The team lacks great players inside and this may be the biggest weakness of the defensive front seven. Steven Friend is the best of the bunch, but is neither a great run stopper nor pass rusher. He shows the best motor and ability to get up field, but he simply needs to make more plays. Nose tackle Ronnie Ekdahl played very poorly in the season opener against Boston College and got virtually no push all game. He’s more of run stopper but he must shed blocks better and show more urgency. Backup Casey Droscha doesn’t have great size or physical tools but he is a smart player whose strength is pursuing the play.

Linebackers:

Drop Linebacker
#6 Isaac Brown, 5-11, 204, Senior
#26 Jonathan Lapsley, 6-1, 222, Sophomore

Linebacker
#41 Thomas Keith, 5-11, 239, Junior
#55 Chris Wohlgamuth, 6-0, 246, Sophomore

Linebacker
#46 Doug Kress, 6-1, 240, Senior
#99 Leython Williams, 5-11, 227, Senior

This is a fairly good unit that returns all three starters from last season. Thomas Keith is the leading returner in tackles (104) and interceptions (4). He isn’t very big but Keith is the teams best interior coverage linebacker and has very solid speed for the position. Drop linebacker Isaac “Ike” Brown is the team's strong side presence despite the fact he is very undersized. Brown plays physical on the edge and is usually able to maintain his outside contain responsibility against bigger offensive blockers thanks to his quickness and hand placement. Brown’s main problem is shedding blocks on the inside and working through traffic, where he can sometimes be thrown around by blockers. He has a physical mentality but lacks the needed strength to hold his ground. Doug Kress is a solid run stopping linebacker but he doesn’t have great coverage ability due to athletic limitations. Kress isn’t overly quick or fast, but he is still able to make plays by his smart play and experience. The backups will be used as situational players and generally have a speed-size tradeoff. Defensive end Larry Knight will occasionally play a rush linebacker role to rush the passer as well.

Secondary:

Cornerback
#7 Pacino Horne 5-10, 191, Senior
#4 Chaz West 5-1, 170, Freshman

Strong Safety
#10 Curtis Cutts 6-0, 210, Junior
#12 Eric Fraser 6-0, 199, Redshirt Freshman

Free Safety
#20 Calvin Hissong, 6-4, 198, Redshirt Freshman
#22 Aaron Carr 6-1, 184, Redshirt Freshman

Cornerback
#19 Josh Gordy 5-11, 189, Redshirt Freshman
#14 Tommy Mama, 5-10, 170, Freshman

This is the soft spot of the defense and they try to mask it by playing a lot of deep zone coverage and giving the opposing wide receivers plenty of cushion. The goal is to keep the action in front of them and contain the offense. Pacino Horne and Josh Gordy aren’t great in coverage but they are pretty solid tacklers. Horne is probably the team's best cover corner mainly because of his speed. Gordy loses positioning too often and neither he nor Horne is very physical. The one thing Horne has going for him is experience, and you can tell he is the most polished cornerback on tape. Central will throw in true freshman Tommy Mama and Chaz West to see what they have. As we discussed earlier, there isn’t a whole lot of substituting to account for larger wide receiver sets and there isn’t a set nickel back that rotates in regularly. Both Mama and West are Florida natives who have good speed but lack size.

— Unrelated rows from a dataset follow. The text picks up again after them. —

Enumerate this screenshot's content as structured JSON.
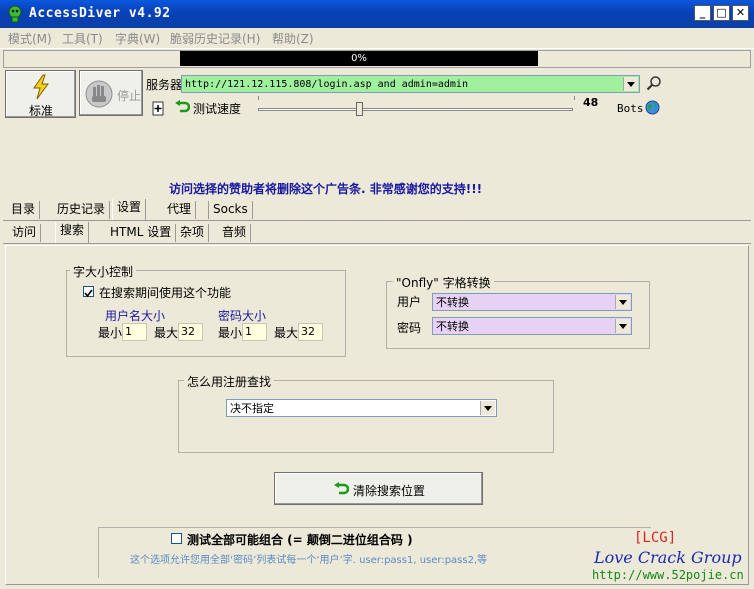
{
  "window": {
    "title": "AccessDiver v4.92",
    "minimize": "_",
    "maximize": "□",
    "close": "✕"
  },
  "menu": [
    "模式(M)",
    "工具(T)",
    "字典(W)",
    "脆弱历史记录(H)",
    "帮助(Z)"
  ],
  "progress": {
    "text": "0%",
    "value": 0
  },
  "toolbar": {
    "standard_label": "标准",
    "stop_label": "停止",
    "server_label": "服务器",
    "server_value": "http://121.12.115.808/login.asp and admin=admin",
    "speed_label": "测试速度",
    "speed_value": "48",
    "speed_fraction": 0.32,
    "bots_label": "Bots"
  },
  "banner": "访问选择的赞助者将删除这个广告条. 非常感谢您的支持!!!",
  "tabs_main": [
    "目录",
    "历史记录",
    "设置",
    "代理",
    "Socks"
  ],
  "tabs_sub": [
    "访问",
    "搜索",
    "HTML 设置",
    "杂项",
    "音频"
  ],
  "size_control": {
    "title": "字大小控制",
    "checkbox_label": "在搜索期间使用这个功能",
    "checked": true,
    "user_size_label": "用户名大小",
    "pass_size_label": "密码大小",
    "min_label": "最小",
    "max_label": "最大",
    "user_min": "1",
    "user_max": "32",
    "pass_min": "1",
    "pass_max": "32"
  },
  "onfly": {
    "title": "\"Onfly\" 字格转换",
    "user_label": "用户",
    "pass_label": "密码",
    "user_value": "不转换",
    "pass_value": "不转换"
  },
  "register": {
    "title": "怎么用注册查找",
    "value": "决不指定"
  },
  "clear_button": "清除搜索位置",
  "combo_test": {
    "checkbox_label": "测试全部可能组合 (= 颠倒二进位组合码 )",
    "checked": false,
    "description": "这个选项允许您用全部‘密码’列表试每一个‘用户’字. user:pass1, user:pass2,等"
  },
  "watermark": {
    "tag": "[LCG]",
    "name": "Love Crack Group",
    "url": "http://www.52pojie.cn"
  },
  "colors": {
    "titlebar": "#0a4fd0",
    "combo_purple": "#e6d2f5",
    "server_green": "#a0f0a0",
    "banner_blue": "#1a1aa0"
  }
}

Safeties Calvin Hissong and Curtis Cutts are very active in the defense. Their strength is against the run and they will both see time in the box and the occasional blitz. Cutts is the “8th man” in the box and is an aggressive, big time hitter when he gets to the ball-carrier. Neither Cutts nor Hissong has impressive range in coverage and will need to step up their ability to cover the deep zones and prevent big plays. The key for success here depends on the front getting pressure, and the secondary/linebackers reacting to and limiting the big plays.